Broken trust in Islamic community

Unlike public officials, the private agency can enter the mosques to clandestinely research the situation. In this case, the agents observed activity, talk to visitors, administrators, and religious leaders, and investigated what they do and say on social media.

All findings then wound up in a secret report which includes personal details about what the administrators and teachers studied, who their relatives are, with whom they argued, and how often they had contact with authorities in foreign countries, like Morocco.

Leaders of the Muslim organizations that were secretly probed say they feel betrayed.

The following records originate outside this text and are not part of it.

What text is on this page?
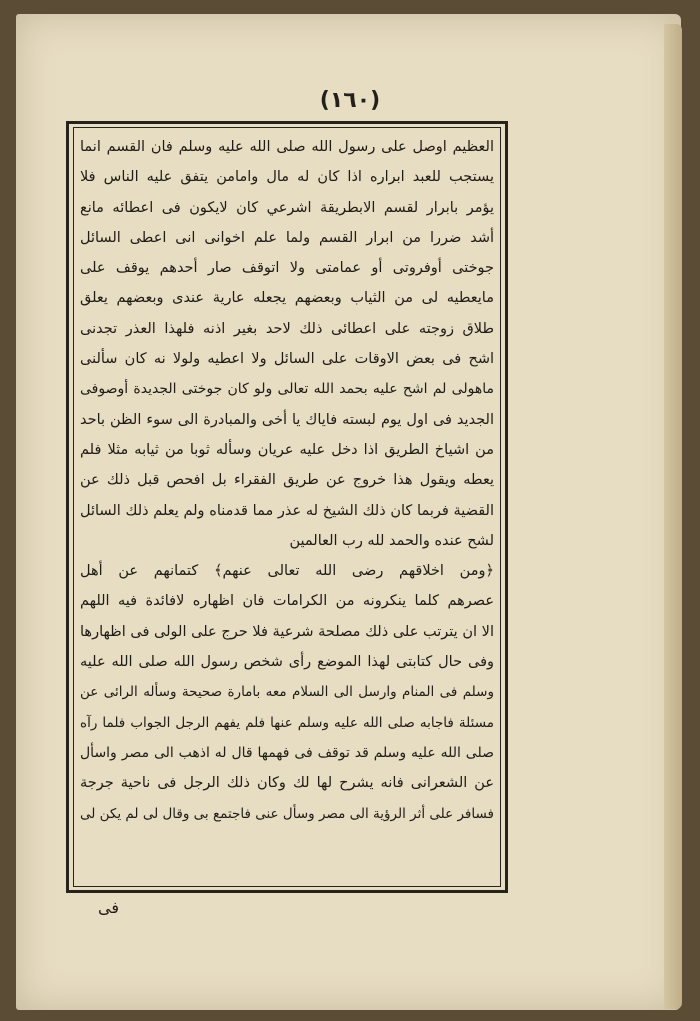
(١٦٠)
العظيم اوصل على رسول الله صلى الله عليه وسلم فان القسم انما
يستجب للعبد ابراره اذا كان له مال وامامن يتفق عليه الناس فلا
يؤمر بابرار لقسم الابطريقة اشرعي كان لايكون فى اعطائه مانع
أشد ضررا من ابرار القسم ولما علم اخوانى انى اعطى السائل
جوختى أوفروتى أو عمامتى ولا اتوقف صار أحدهم يوقف على
مايعطيه لى من الثياب وبعضهم يجعله عارية عندى وبعضهم يعلق
طلاق زوجته على اعطائى ذلك لاحد بغير اذنه فلهذا العذر تجدنى
اشح فى بعض الاوقات على السائل ولا اعطيه ولولا نه كان سألنى
ماهولى لم اشح عليه بحمد الله تعالى ولو كان جوختى الجديدة أوصوفى
الجديد فى اول يوم لبسته فاياك يا أخى والمبادرة الى سوء الظن باحد
من اشياخ الطريق اذا دخل عليه عريان وسأله ثوبا من ثيابه مثلا فلم
يعطه ويقول هذا خروج عن طريق الفقراء بل افحص قبل ذلك عن
القضية فربما كان ذلك الشيخ له عذر مما قدمناه ولم يعلم ذلك السائل
لشح عنده والحمد لله رب العالمين
﴿ومن اخلاقهم رضى الله تعالى عنهم﴾ كتمانهم عن أهل
عصرهم كلما ينكرونه من الكرامات فان اظهاره لافائدة فيه اللهم
الا ان يترتب على ذلك مصلحة شرعية فلا حرج على الولى فى اظهارها
وفى حال كتابتى لهذا الموضع رأى شخص رسول الله صلى الله عليه
وسلم فى المنام وارسل الى السلام معه بامارة صحيحة وسأله الرائى عن
مسئلة فاجابه صلى الله عليه وسلم عنها فلم يفهم الرجل الجواب فلما رآه
صلى الله عليه وسلم قد توقف فى فهمها قال له اذهب الى مصر واسأل
عن الشعرانى فانه يشرح لها لك وكان ذلك الرجل فى ناحية جرجة
فسافر على أثر الرؤية الى مصر وسأل عنى فاجتمع بى وقال لى لم يكن لى
فى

It is unclear whether the practice is legal, which is why several members of the Dutch Parliament are now demanding clarification from the outgoing Minister of Justice and Security, Ferd Grapperhaus, who is said to be involved.

"The ease with which the government violates (fundamental) rights when it comes to Islam or Muslims is shocking," Stephan van Baarle, member of the leftist party DENK, told De Volkskrant, another Dutch newspaper.

Leaders of the Muslim organizations that were secretly probed say they feel betrayed. Hassan Saidi, director of one of the mosques investigated, said that the relationship with the local municipality had been good. "This puts a huge dent in the trust I'd had in the municipality," he told the Dutch public broadcaster NOS.